Sourced goods could be exported: The extant FDI policy does not provide any specific condition/restriction with respect to end use of the sourced goods. However, with a view to boost exports, it is now proposed that the goods sourced could be sold in India or be exported as well. Further, the current cap of considering export for 5 (five) years only is intended to be removed.

E-commerce operations permissible prior to opening of physical stores: The extant FDI policy allows only SBRT entities operating through brick and mortar stores to undertake retail trading through e-commerce. With the digital age ushering a new era of commerce and online shopping options, it is now proposed to allow online trade by SBRT entities prior to opening of brick and mortar stores, on the condition that the SBRT entity will open brick and mortar stores within 2 (two) years from the date of start of online retail.
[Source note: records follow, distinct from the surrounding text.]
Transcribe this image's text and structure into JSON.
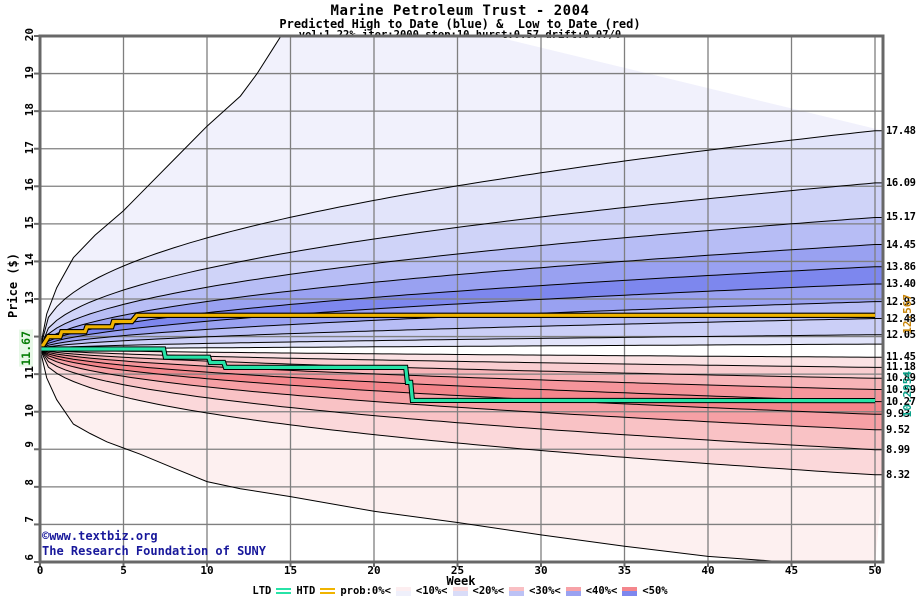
{
  "title": "Marine Petroleum Trust - 2004",
  "subtitle": "Predicted High to Date (blue) &  Low to Date (red)",
  "params": "vol:1.22% iter:2000 step:10 hurst:0.57 drift:0.07/0",
  "axes": {
    "y_label": "Price ($)",
    "x_label": "Week",
    "y_ticks": [
      20,
      19,
      18,
      17,
      16,
      15,
      14,
      13,
      12,
      11,
      10,
      9,
      8,
      7,
      6
    ],
    "x_ticks": [
      0,
      5,
      10,
      15,
      20,
      25,
      30,
      35,
      40,
      45,
      50
    ]
  },
  "annotations": {
    "start_price": "11.67",
    "htd_final": "12.567",
    "ltd_final": "10.2954"
  },
  "copyright": {
    "line1": "©www.textbiz.org",
    "line2": "The Research Foundation of SUNY"
  },
  "legend": {
    "ltd_label": "LTD",
    "htd_label": "HTD",
    "prob_label": "prob:0%<",
    "bands": [
      {
        "label": "<10%<",
        "red": "#fdeef0",
        "blue": "#eff0fb"
      },
      {
        "label": "<20%<",
        "red": "#fbd8db",
        "blue": "#d9dcf8"
      },
      {
        "label": "<30%<",
        "red": "#f9bfc3",
        "blue": "#bcc2f5"
      },
      {
        "label": "<40%<",
        "red": "#f7a2a7",
        "blue": "#9aa2f1"
      },
      {
        "label": "<50%",
        "red": "#f4868c",
        "blue": "#7d87ee"
      }
    ]
  },
  "colors": {
    "htd_line": "#f0b400",
    "ltd_line": "#27e3a7",
    "grid": "#7f7f7f",
    "frame": "#686868",
    "boundary": "#000000",
    "navy_text": "#18189b",
    "start_label": "#067d06",
    "htd_label": "#c8860b",
    "ltd_label": "#0ba189"
  },
  "chart_data": {
    "type": "area",
    "fan_type": "probability-fan-high-low",
    "x_range": [
      0,
      50
    ],
    "y_range": [
      6,
      20
    ],
    "start": {
      "week": 0,
      "price": 11.67
    },
    "high_fan": {
      "envelope_points": [
        [
          0,
          11.67
        ],
        [
          0.4,
          12.6
        ],
        [
          1,
          13.3
        ],
        [
          2,
          14.1
        ],
        [
          3.3,
          14.7
        ],
        [
          5,
          15.35
        ],
        [
          6,
          15.8
        ],
        [
          8,
          16.7
        ],
        [
          10,
          17.6
        ],
        [
          12,
          18.4
        ],
        [
          13,
          19.0
        ],
        [
          14,
          19.7
        ],
        [
          15,
          20.4
        ],
        [
          16,
          21.2
        ]
      ],
      "boundaries": [
        {
          "end": 17.48,
          "k": 0.42
        },
        {
          "end": 16.09,
          "k": 0.45
        },
        {
          "end": 15.17,
          "k": 0.47
        },
        {
          "end": 14.45,
          "k": 0.49
        },
        {
          "end": 13.86,
          "k": 0.51
        },
        {
          "end": 13.4,
          "k": 0.53
        },
        {
          "end": 12.93,
          "k": 0.55
        },
        {
          "end": 12.48,
          "k": 0.57
        },
        {
          "end": 12.05,
          "k": 0.59
        }
      ],
      "inner_edge": {
        "end": 11.8,
        "k": 0.9
      },
      "band_colors": [
        "#f1f1fc",
        "#e2e4fa",
        "#cfd3f8",
        "#b7bdf5",
        "#99a1f1",
        "#7d87ee",
        "#99a1f1",
        "#b7bdf5",
        "#cbcff7",
        "#e2e4fa"
      ]
    },
    "low_fan": {
      "boundaries": [
        {
          "end": 11.45,
          "k": 0.59
        },
        {
          "end": 11.18,
          "k": 0.57
        },
        {
          "end": 10.89,
          "k": 0.55
        },
        {
          "end": 10.59,
          "k": 0.53
        },
        {
          "end": 10.27,
          "k": 0.51
        },
        {
          "end": 9.93,
          "k": 0.49
        },
        {
          "end": 9.52,
          "k": 0.47
        },
        {
          "end": 8.99,
          "k": 0.45
        },
        {
          "end": 8.32,
          "k": 0.42
        }
      ],
      "envelope_points": [
        [
          0,
          11.67
        ],
        [
          0.4,
          10.9
        ],
        [
          1,
          10.32
        ],
        [
          2,
          9.67
        ],
        [
          3,
          9.42
        ],
        [
          4,
          9.2
        ],
        [
          6,
          8.87
        ],
        [
          8,
          8.5
        ],
        [
          10,
          8.14
        ],
        [
          12,
          7.95
        ],
        [
          15,
          7.74
        ],
        [
          20,
          7.35
        ],
        [
          25,
          7.05
        ],
        [
          30,
          6.72
        ],
        [
          35,
          6.42
        ],
        [
          40,
          6.15
        ],
        [
          44,
          6.02
        ],
        [
          47,
          5.97
        ],
        [
          50,
          5.92
        ]
      ],
      "band_colors": [
        "#fbe2e4",
        "#f9cdd0",
        "#f7b4b8",
        "#f5959b",
        "#f4858b",
        "#f6a0a5",
        "#f9c2c5",
        "#fbd8da",
        "#fdf0f0"
      ]
    },
    "htd_steps": [
      [
        0,
        11.67
      ],
      [
        0.2,
        11.78
      ],
      [
        0.5,
        12.0
      ],
      [
        1.2,
        12.0
      ],
      [
        1.3,
        12.13
      ],
      [
        2.7,
        12.13
      ],
      [
        2.8,
        12.26
      ],
      [
        4.3,
        12.26
      ],
      [
        4.4,
        12.4
      ],
      [
        5.5,
        12.4
      ],
      [
        5.8,
        12.567
      ],
      [
        50,
        12.567
      ]
    ],
    "ltd_steps": [
      [
        0,
        11.67
      ],
      [
        7.4,
        11.67
      ],
      [
        7.5,
        11.45
      ],
      [
        10.1,
        11.45
      ],
      [
        10.2,
        11.31
      ],
      [
        11.0,
        11.31
      ],
      [
        11.1,
        11.18
      ],
      [
        21.9,
        11.18
      ],
      [
        22.0,
        10.78
      ],
      [
        22.2,
        10.78
      ],
      [
        22.3,
        10.3
      ],
      [
        50,
        10.2954
      ]
    ]
  }
}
This will help SBRT entities to undertake online sales prior to having a physical presence in India.

Incremental sourcing for global operations done by unrelated third party on behalf of SBRT entity/group companies allowed: Under the extant FDI policy, incremental sourcing for global operations by the SBRT entity, either directly or through its group companies is counted towards local sourcing requirement for the initial 5 (five) years. The Government while recognizing prevalent market practice where such global sourcing may even be done by unrelated third party at the behest of the SBRT entity or its group companies, has decided to include such purchases as well for the purpose of satisfying local sourcing requirement, provided there is a legally tenable agreement authorizing the unrelated third party to make such purchases.

Entire sourcing from India for global operations to be counted for the purpose of local sourcing: The extant policy provides that only that part of the global sourcing which is over and above the previous years' value will be counted towards the local sourcing requirement. It has now been decided that entire sourcing from India for global operations (and not just for the incremental value) will be counted towards local sourcing requirement. This move will eliminate discrimination which was faced by companies with lower exports as against companies with consistently high exports.

(d) Coal Mining

The extant FDI policy permits 100% FDI under automatic route in coal and lignite mining for captive consumption by power projects, iron and steel and cement units and other eligible activities subject to applicable laws. Also, 100% FDI under automatic route is permitted for setting up coal processing plants like washeries subject to the condition that the company shall not do coal mining and shall not sell washed coal or sized coal from its coal processing plants in the open market and shall supply the washed or sized coal to those parties who are supplying raw coal to coal processing plants for washing or sizing.

With a view to attract global miners to invest in India and tackle the issue of fuel shortage, it has now been decided to lift the ban on commercial coal mining activities and permit 100% FDI under automatic route for sale of coal, for coal mining activities including associated processing infrastructure, subject to applicable regulations. Associated processing infrastructure would include coal washery, crushing, coal handling and separate (magnetic and non-magnetic).

Conclusion

The proposed changes have been announced with a view to fast track the economy, increase foreign inflows into the country, promote 'Make in India' campaign, boost exports and overall make India an attractive destination for foreign players. Having said this, there are still certain ambiguities in the extant FDI policy which have not been addressed by the Government. For example, for SBRT, there is no clarity on the meaning of the term "state of the art" and "cutting edge technology", or on whether SBRT entities can undertake retail trading of sub-brands. Further, so far as digital media is concerned, the limit proposed could be construed as a restriction, unless the fine print of the revised policy appropriately includes suitable clarifications in this regard.